The Sodium Sulphate Nine Hydroxide that step (1) obtains is mixed with indium powder, sulphur powder and sodium chloride (2) under an inert atmosphere, is ground, Dry, roasting；

(3) solid powder after washing roasting, and be dried in vacuo.

3. preparation method according to claim 2, which is characterized in that the vacuum drying temperature of Sodium Sulphate Nine Hydroxide is 100-120 DEG C, drying time 6-12h.

4. preparation method according to claim 2, which is characterized in that the Sodium Sulphate Nine Hydroxide, indium powder, sulphur powder and chlorination Sodium molar ratio is (1~2):1:(2~4):4.

5. preparation method according to claim 2, which is characterized in that the calcination temperature is 825-900 DEG C, roasting time For 4-6h.

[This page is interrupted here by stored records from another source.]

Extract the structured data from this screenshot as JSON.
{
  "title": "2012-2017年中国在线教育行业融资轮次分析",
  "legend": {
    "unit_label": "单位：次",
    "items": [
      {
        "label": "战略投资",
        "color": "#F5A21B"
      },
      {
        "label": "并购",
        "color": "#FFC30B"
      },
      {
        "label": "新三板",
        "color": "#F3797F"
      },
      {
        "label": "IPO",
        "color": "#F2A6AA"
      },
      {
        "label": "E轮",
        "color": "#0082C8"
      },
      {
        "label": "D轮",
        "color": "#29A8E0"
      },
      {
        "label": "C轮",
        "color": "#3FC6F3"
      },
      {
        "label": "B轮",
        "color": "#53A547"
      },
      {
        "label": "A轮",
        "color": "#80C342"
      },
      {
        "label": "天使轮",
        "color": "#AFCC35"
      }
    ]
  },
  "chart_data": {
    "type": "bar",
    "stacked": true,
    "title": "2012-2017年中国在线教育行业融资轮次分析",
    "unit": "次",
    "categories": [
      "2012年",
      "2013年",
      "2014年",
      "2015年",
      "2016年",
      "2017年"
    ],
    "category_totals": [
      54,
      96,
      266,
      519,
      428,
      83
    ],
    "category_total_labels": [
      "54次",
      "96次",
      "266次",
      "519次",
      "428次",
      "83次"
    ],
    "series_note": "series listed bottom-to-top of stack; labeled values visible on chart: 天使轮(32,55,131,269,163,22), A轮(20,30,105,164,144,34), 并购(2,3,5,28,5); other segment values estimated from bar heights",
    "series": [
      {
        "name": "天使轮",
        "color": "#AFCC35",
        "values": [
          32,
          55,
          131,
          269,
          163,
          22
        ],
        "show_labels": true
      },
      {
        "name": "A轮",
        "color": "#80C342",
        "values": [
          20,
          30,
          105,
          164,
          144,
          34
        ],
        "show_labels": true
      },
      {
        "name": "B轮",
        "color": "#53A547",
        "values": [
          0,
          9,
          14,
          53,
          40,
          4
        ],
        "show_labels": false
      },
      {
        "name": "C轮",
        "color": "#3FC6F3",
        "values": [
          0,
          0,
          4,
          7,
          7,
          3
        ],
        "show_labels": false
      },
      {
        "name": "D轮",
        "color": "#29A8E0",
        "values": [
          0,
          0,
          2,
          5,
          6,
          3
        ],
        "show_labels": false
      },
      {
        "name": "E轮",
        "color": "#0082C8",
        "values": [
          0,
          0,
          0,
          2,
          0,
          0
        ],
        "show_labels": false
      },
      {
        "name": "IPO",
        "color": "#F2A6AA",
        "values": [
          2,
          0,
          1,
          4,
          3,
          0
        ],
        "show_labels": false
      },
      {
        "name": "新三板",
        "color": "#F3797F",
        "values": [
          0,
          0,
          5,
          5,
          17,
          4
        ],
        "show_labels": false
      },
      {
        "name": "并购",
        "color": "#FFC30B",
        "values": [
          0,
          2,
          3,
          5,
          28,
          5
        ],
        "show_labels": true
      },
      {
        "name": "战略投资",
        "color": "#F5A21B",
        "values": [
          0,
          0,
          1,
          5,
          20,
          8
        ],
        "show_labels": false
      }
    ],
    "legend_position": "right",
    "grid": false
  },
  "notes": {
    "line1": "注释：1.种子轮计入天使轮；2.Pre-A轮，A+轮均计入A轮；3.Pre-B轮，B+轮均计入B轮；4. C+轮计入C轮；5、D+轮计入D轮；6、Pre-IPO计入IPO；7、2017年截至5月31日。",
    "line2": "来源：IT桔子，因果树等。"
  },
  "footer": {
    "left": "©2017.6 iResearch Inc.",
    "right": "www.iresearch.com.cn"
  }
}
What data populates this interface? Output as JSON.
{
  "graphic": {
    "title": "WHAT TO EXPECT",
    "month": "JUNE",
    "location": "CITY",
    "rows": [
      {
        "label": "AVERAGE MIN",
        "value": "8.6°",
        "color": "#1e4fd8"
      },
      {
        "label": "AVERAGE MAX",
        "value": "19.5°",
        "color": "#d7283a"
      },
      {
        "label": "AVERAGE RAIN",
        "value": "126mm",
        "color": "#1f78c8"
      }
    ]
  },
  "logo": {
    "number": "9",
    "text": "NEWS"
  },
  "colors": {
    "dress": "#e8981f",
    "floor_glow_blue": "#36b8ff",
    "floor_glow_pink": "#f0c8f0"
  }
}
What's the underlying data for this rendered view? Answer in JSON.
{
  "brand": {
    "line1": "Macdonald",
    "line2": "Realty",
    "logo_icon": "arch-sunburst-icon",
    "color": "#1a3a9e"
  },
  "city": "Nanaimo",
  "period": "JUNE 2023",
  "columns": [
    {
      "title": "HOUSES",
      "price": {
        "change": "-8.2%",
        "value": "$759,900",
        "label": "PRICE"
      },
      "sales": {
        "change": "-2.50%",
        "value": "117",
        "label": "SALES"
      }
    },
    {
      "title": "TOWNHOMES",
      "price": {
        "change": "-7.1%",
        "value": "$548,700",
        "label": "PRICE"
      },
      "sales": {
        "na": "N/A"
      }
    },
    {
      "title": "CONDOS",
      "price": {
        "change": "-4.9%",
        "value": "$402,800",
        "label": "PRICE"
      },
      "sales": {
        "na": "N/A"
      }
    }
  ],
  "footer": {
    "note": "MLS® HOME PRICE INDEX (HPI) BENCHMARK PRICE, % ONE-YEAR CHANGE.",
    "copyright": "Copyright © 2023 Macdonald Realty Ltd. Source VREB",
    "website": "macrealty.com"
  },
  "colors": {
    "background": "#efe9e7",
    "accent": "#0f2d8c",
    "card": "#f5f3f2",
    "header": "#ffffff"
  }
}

6. preparation method according to claim 2, which is characterized in that detergent is deionized water, second in the step (3) Alcohol, drying temperature are 40-60 DEG C, drying time 6-12h.

7. preparation method according to claim 2, which is characterized in that the inert atmosphere is by Ar, N₂Or He is provided.